[EM] Multiwinner Condorcet generalization on 1D politics
Kristofer Munsterhjelm
km-elmet at broadpark.no
Sat Feb 14 10:53:45 PST 2009
Dan Bishop wrote:
> Kristofer Munsterhjelm wrote:
>> To be more concrete, in a 2-candidate election, the first candidate
>> should be the one closest to the point where 33% of the voters are
>> below (closer to zero than) this candidate, and the second candidate
>> should be the one closest to the point where 67% of the voters are
>> below this candidate, the first candidate notwithstanding.
> This is exactly what STV-CLE does.
James-Green Armytage devised some examples where STV-CLE seems to work
poorly. Are those problems with STV-CLE in particular, or with my
"percentile voter" generalization? I can't say for sure because his
examples don't fit into a 1D space.
> However, I would choose a goal of minimizing the "mean minimum political
> distance" (expected average distance between a voter and the nearest
> winning candidate). On a uniform linear spectrum, the minimum is 1/(4k),
> which occurs by electing the set {(n-1/2)/k for n=1 to k}. This reduces
> to {1/2} when k=1, so is a generalization of the Condorcet Criterion.
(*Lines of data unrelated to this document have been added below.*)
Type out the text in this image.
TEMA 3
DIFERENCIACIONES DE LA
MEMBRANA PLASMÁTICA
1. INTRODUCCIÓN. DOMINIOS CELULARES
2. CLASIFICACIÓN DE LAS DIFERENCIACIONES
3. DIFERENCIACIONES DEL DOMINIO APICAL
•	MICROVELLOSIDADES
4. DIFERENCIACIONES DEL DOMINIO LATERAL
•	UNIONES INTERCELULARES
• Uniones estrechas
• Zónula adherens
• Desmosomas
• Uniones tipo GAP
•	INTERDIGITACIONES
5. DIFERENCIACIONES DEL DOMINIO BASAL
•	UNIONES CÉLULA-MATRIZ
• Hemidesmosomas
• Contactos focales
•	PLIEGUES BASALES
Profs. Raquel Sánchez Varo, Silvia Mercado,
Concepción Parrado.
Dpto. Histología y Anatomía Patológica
> However, it can also be applied to a multidimensional political spectrum.
The problem with measuring closest distance is that the closest
candidates can cloak disproportionality further out. Consider something
like this:
0| .x. A ... B ... C ... D ... E .y. |1
Half the electorate is at position x, closer to A than to any other
candidate, and the other half is at position y, closer to E than to any
other candidate. Say you're going to elect four candidates. Obviously, A
and E should be in the outcome. To be fair, the next ones should be D
and B, but you can pick any without changing the mean minimum political
distance. For instance, you could be biased towards E and pick {A, D, E}.